If you are using C++ then there is a third way by defining cleanup() as:
void cleanup(MyType& *pointer)
{
// your old code stays the same
}
There are two questions are here:
Am I wrong in thinking that after
cleanup(p); is called, the contents of
p should now be NULL?
Yes, this is wrong. After calling free the memory pointed by the pointer is deallocated. That doesn't mean that the content pointed by the pointer is set to NULL. Also, if you are expecting the pointer p to become NULL in mycode it doesn't happen because you are passing copy of p to cleanup.
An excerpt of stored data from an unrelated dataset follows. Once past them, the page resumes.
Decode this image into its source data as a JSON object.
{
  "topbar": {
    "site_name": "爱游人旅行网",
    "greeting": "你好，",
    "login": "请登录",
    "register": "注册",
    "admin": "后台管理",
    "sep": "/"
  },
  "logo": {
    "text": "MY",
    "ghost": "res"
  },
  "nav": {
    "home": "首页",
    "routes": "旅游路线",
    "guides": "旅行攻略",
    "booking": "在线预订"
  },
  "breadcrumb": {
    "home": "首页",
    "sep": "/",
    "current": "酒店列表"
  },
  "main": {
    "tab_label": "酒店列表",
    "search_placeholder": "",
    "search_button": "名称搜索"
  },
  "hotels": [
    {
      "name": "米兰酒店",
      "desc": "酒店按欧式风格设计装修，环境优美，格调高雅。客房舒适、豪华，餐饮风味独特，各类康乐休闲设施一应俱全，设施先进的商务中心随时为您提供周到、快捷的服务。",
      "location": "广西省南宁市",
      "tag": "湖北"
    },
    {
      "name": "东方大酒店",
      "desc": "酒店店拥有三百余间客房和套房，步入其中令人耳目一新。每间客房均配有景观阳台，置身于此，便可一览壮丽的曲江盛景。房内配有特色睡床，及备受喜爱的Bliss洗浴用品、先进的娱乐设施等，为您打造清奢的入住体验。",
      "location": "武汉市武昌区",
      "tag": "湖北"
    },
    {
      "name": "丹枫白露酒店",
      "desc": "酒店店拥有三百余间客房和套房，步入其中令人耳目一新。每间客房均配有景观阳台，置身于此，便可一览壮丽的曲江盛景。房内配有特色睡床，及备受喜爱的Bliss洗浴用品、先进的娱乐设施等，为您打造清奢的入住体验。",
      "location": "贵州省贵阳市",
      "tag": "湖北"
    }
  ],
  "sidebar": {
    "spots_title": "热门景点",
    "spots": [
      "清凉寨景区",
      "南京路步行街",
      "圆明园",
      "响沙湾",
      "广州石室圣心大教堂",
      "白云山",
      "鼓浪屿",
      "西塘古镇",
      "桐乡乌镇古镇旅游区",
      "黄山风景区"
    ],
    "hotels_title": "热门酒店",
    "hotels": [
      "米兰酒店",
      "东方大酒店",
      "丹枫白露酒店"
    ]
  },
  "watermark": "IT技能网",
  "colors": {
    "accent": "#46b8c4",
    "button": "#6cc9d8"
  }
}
If you want p to be NULL in mycode, then you need a pointer to pointer in cleanup, i.e. the cleanup signature would be cleanup(MyType**).
Second question:
Will cleanup(MyType* pointer) properly
free the memory allocation?
Yes, since you are doing free on a pointer returned by malloc the memory will be freed.
It's not just you.
cleanup() will properly clean up your allocation, but will not set the pointer to NULL (which should IMHO be regarded as separate from cleanup.) The data the pointer points to is passed to cleanup() by pointer, and is free()ed properly, but the pointer itself is passed by value, so when you set it to NULL you're only affecting the cleanup() function's local copy of the pointer, not the original pointer.
There are three ways around this:
Use a pointer to a pointer.
void cleanup(struct MyType **p) { free(*p); *p = NULL; }
Use a macro.
#define cleanup(p) do { free(p); p = NULL; } while(0)
or (probably better):
void cleanup_func(struct MyType *p) { /* more complicated cleanup */ }
#define cleanup(p) do { cleanup_func(p); p = NULL; } while(0)
Leave the responsibility of setting pointers to NULL to the caller. This can avoid unnecessary assignments and code clutter or breakage.